What happens when political sycophancy goes over the edge? Bad things happen as they do In this startling piece of filmmaking.
In a word, WOW. There are so many virtues to the film starting with its overall look. The visuals were clear and precise. As someone with both a hearing and vision challenge, the cinematography and sound made the viewing easy and enjoyable.
Jaimie Andrews is the star and Executive Producer as well as the writer, and she has fashioned a script that is gripping, provocative, and compelling. Creating and filming dialogue to reflect the realities of the pandemic is not an easy thing and can often turn to too much tell and not enough show. Andrews understood the challenge and the dialogue was well paced and did the job without slowing the action.

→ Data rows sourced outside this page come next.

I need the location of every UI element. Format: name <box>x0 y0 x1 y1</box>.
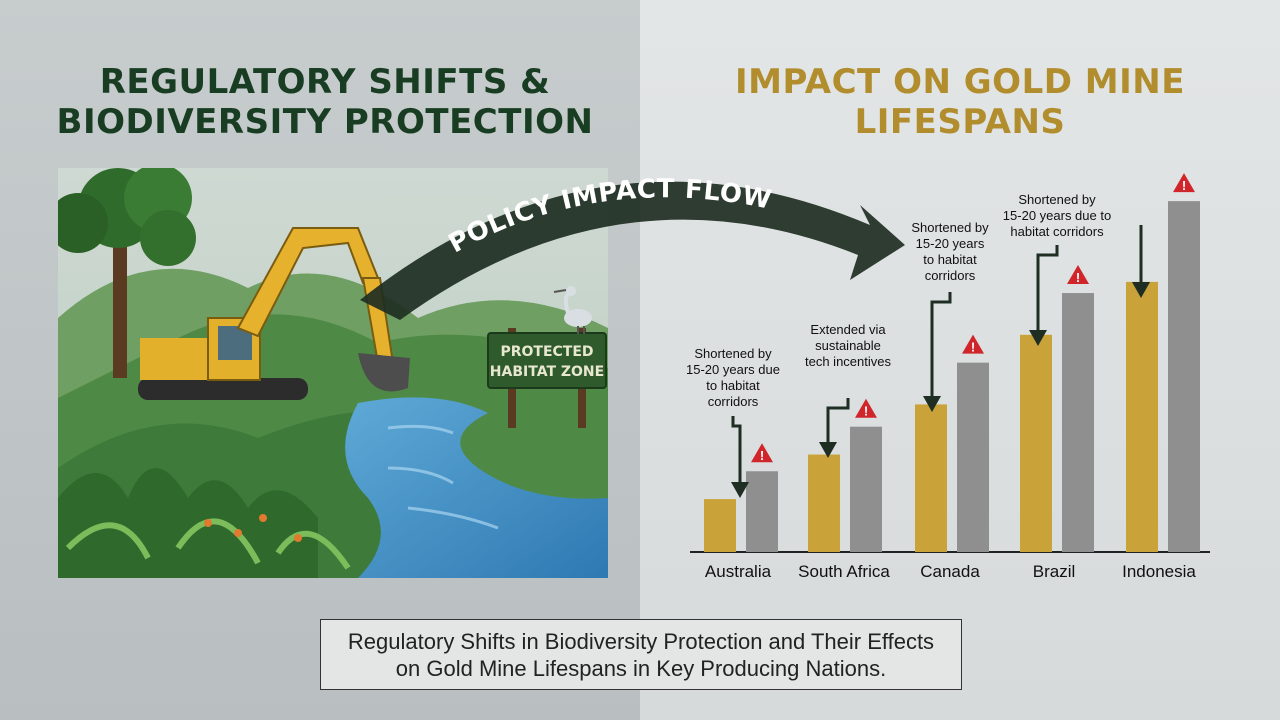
annotation-3-line-2: habitat corridors <box>1010 224 1104 239</box>
down-arrow-icon <box>819 442 837 458</box>
warning-icon <box>962 334 984 354</box>
annotation-3-line-0: Shortened by <box>1018 192 1096 207</box>
annotation-leader-1 <box>826 398 850 452</box>
annotation-0-line-2: to habitat <box>706 378 760 393</box>
bar-gold-1 <box>808 454 840 552</box>
warning-icon <box>1173 173 1195 193</box>
sign-line2: HABITAT ZONE <box>490 364 604 380</box>
category-label-0: Australia <box>705 562 772 581</box>
bar-gold-3 <box>1020 334 1052 552</box>
warning-icon <box>1067 265 1089 285</box>
category-label-1: South Africa <box>798 562 890 581</box>
bar-gray-2 <box>957 362 989 552</box>
down-arrow-icon <box>923 396 941 412</box>
annotation-1-line-0: Extended via <box>810 322 886 337</box>
category-label-2: Canada <box>920 562 980 581</box>
warning-icon <box>751 443 773 463</box>
bar-gold-4 <box>1126 281 1158 552</box>
warning-icon-glyph: ! <box>760 448 764 463</box>
right-heading-line2: LIFESPANS <box>854 102 1066 142</box>
bar-gold-2 <box>915 404 947 552</box>
annotation-2-line-3: corridors <box>925 268 976 283</box>
annotation-2-line-0: Shortened by <box>911 220 989 235</box>
caption-box: Regulatory Shifts in Biodiversity Protec… <box>320 619 962 690</box>
down-arrow-icon <box>1029 330 1047 346</box>
annotation-leader-3 <box>1036 245 1059 340</box>
annotation-0-line-3: corridors <box>708 394 759 409</box>
left-heading-line2: BIODIVERSITY PROTECTION <box>56 102 594 142</box>
tree-icon <box>58 168 196 378</box>
heron-icon <box>553 286 592 334</box>
annotation-0-line-0: Shortened by <box>694 346 772 361</box>
annotation-2-line-1: 15-20 years <box>916 236 985 251</box>
annotation-leader-0 <box>731 416 742 492</box>
annotation-0-line-1: 15-20 years due <box>686 362 780 377</box>
bar-gray-1 <box>850 426 882 552</box>
category-label-3: Brazil <box>1033 562 1076 581</box>
bar-gold-0 <box>704 499 736 552</box>
excavator-icon <box>138 227 410 400</box>
left-heading: REGULATORY SHIFTS & BIODIVERSITY PROTECT… <box>20 62 630 142</box>
annotation-1-line-2: tech incentives <box>805 354 891 369</box>
annotation-3-line-1: 15-20 years due to <box>1003 208 1111 223</box>
annotation-1-line-1: sustainable <box>815 338 881 353</box>
down-arrow-icon <box>731 482 749 498</box>
right-heading: IMPACT ON GOLD MINE LIFESPANS <box>660 62 1260 142</box>
down-arrow-icon <box>1132 282 1150 298</box>
annotation-2-line-2: to habitat <box>923 252 977 267</box>
caption-line2: on Gold Mine Lifespans in Key Producing … <box>395 655 887 681</box>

Using cell phones, speeches delivered to the camera, and the split screens more than offset the amount of verbiage needed to fill each scene.
For an independent film, the cast was exceptional. In addition to Andrews as the love torn, sympathetic and tragic Andi, her male antagonist (Joshua Drew Payne) was superb as a smoldering presence turned lethal. His equally mind-numbed housemate (David Lee Carver), Andi's girlfriend (KD O'Hair), her neighbor (Corrye Harden) and fiancée (Curt Bonnem) all made their small parts larger.
In sum, DIVISION, despite its ugly themes and tragic ending, was an exciting surprise and one worth adding to the political film library of the runup to the 2024 election cycle.